Another highlight is a beautifully restrained rendition of
Jimmy Webb's masterpiece, "Wichita Lineman," recorded not long after
the death of its beloved interpreter, Glen Campbell. Kolb had sung the song
early in her career, when she mixed a lot of country and pop into her sets.
Gayle Kolb was born and raised in the southwestern Chicago
suburb of Oak Lawn, where her father served as mayor for nearly three decades.
She studied piano throughout her childhood, and later sang in the high school
choir.
Relocating to Los Angeles in the early 1970s, she met the
keyboardist and vocalist Mel Norfleet, who became her mentor and urged her to
go hear Lorez Alexandria. Attending a show by the Chicago-born Alexandria, Kolb
experienced a kind of epiphany. "Lorez was unbelievable," she says.
"She spoke the lyrics, pronounced them, and you believed every word. I
realized that that was what I wanted to learn and accomplish with my
music."
Though Kolb did mostly commercial singing during engagements
at the Hyatt and Bel-Air hotels, she discovered that when she inserted a jazz
classic like "Midnight Sun" into her set, she drew the crowd in.
(Kolb has been compared to such cool-school singers as Peggy Lee and June
Christie, but says her primary influences were actually Sarah Vaughan, Carmen
McRae, and Joe Williams.)
After moving back to Chicago in 1974, Kolb was contracted to
work five nights a week in a suburban showroom, a gig that lasted four years
and gave her the opportunity to take her show to Las Vegas. Back in the Windy
City, she was asked to fill in for Lainie Kazan, the theater and TV star.
Eventually Kolb became fed up with commercial singing and
quit the music business to devote herself to her family. She also found
satisfying work as an interior designer. But jazz beckoned in the early 2000s.
Newly single, Kolb reached out to musician friends and sat in at jam sessions,
getting her chops back and learning tunes again. Singing before audiences after
all her time away proved "difficult and scary," she says.
Gayle Kolb Dennis Carroll
Having seen the highly regarded Carroll (pictured above with
Kolb) in performances in Chicago and admired his work with singers, Kolb called
him out of the blue for advice on reentering the music world -- or not. "I
knew he would tell me the truth about my singing," she says. "He
would tell me if I should go home. I was ready for that."

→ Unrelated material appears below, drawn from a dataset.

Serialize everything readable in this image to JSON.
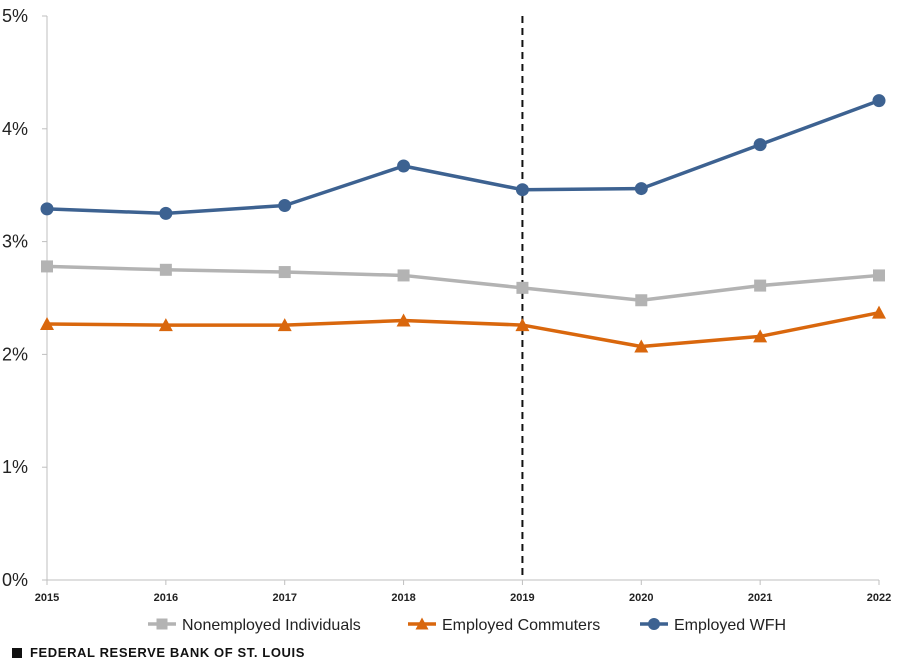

During her afternoon "audition" at his house,
Carroll had Kolb sing songs at extended lengths and also scat -- something she
had done very little of. "I wanted to see how much jazz she had in
her," Carroll says. She passed all tests with flying colors, and it didn't
take him long to make a decision. "We can do a CD," he told her after
seven minutes, by his estimation.
And thus began Gayle Kolb's exciting new chapter as a jazz
artist on record -- singing, swinging, truth-telling.